Face Not Recognized

The surgery had gone “well,” according to the doctor. By “well,” he meant she now had the kind of face that could cut glass and maybe a line at Erewhon.

The problem came later. She held her phone up and waited. Nothing. Face ID blinked, then politely asked if she was borrowing someone else’s device. She tilted her jaw the way she’d practiced for years in bathroom selfies. The phone still refused.

“Face not recognized.”

Her Uber app froze. Klarna canceled her installment plans. Even her oat-milk latte order came back blank — just a cardboard cup with no name, like an unmarked grave.

At first, it was funny. The ultimate rebrand: soft-launching herself as a stranger. But then it spread. Airport security stared blankly. Her building’s keyless entry beeped as though a stranger was trespassing. Vestiaire Collective froze her profile “pending identity verification.”

She tried to post an Instagram Story. The filter didn’t track her face — the halo of virtual freckles floated three inches to the left. Even TikTok, usually forgiving, flagged her videos as “AI-generated.”

She returned to the clinic, demanding answers. The receptionist, lips pulled taut like ribbon, smiled: “This happens sometimes. Think of it as… luxury anonymity.”
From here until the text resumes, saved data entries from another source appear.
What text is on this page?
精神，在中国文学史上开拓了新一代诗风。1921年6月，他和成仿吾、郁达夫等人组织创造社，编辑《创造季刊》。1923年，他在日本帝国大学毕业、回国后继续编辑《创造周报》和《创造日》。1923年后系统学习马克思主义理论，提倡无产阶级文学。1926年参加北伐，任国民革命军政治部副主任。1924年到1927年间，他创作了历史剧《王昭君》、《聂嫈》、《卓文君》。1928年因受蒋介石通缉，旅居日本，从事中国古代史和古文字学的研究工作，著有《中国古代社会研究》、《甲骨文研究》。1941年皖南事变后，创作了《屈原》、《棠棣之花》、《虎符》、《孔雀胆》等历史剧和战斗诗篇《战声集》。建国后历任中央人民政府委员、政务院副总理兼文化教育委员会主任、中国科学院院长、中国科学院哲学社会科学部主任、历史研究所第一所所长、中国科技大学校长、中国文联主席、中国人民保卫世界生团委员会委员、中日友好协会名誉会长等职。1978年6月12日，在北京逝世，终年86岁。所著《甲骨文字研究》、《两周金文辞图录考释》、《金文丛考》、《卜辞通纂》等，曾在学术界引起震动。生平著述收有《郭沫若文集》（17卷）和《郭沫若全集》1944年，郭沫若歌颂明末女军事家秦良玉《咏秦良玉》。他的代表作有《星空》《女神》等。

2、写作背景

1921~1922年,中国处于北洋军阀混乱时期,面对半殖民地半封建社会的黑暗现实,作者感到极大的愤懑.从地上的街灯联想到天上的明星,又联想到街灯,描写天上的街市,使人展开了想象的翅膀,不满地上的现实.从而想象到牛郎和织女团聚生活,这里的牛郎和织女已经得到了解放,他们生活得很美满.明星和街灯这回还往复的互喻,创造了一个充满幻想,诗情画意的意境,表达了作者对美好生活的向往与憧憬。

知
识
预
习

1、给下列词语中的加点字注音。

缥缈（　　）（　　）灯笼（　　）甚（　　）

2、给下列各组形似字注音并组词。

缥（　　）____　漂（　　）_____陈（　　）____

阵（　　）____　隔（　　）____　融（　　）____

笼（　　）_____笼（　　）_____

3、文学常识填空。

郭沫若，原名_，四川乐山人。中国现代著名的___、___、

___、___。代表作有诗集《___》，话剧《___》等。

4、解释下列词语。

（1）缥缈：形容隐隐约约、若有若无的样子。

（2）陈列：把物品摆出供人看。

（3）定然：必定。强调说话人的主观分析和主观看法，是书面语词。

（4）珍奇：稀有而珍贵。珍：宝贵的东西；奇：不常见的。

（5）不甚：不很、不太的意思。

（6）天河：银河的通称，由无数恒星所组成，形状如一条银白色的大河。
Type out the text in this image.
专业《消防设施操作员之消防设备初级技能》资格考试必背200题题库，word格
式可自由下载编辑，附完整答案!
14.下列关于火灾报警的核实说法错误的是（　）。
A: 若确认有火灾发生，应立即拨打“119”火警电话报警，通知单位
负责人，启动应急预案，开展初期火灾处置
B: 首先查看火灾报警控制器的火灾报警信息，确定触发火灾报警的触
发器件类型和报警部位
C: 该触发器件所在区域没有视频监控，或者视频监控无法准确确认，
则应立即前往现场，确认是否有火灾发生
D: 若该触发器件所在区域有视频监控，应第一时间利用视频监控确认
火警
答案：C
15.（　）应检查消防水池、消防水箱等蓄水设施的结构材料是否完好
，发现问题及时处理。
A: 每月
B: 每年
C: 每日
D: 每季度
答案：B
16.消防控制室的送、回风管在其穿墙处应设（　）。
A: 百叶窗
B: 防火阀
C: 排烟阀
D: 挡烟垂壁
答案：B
That night, even the mirrors quit. Her reflection blurred like a censored OnlyFans leak. She’d become an influencer’s nightmare: unrecognizable, untaggable, unverified.

And yet, the world kept buzzing. She could feel her phone pulsing with unseen notifications, life happening just beneath the glass. She was locked out of herself, watching her old face trend without her.

When the algorithm finally adjusted, it didn’t return her own likeness. Instead, a prompt appeared: New user detected. Would you like to set up Face ID?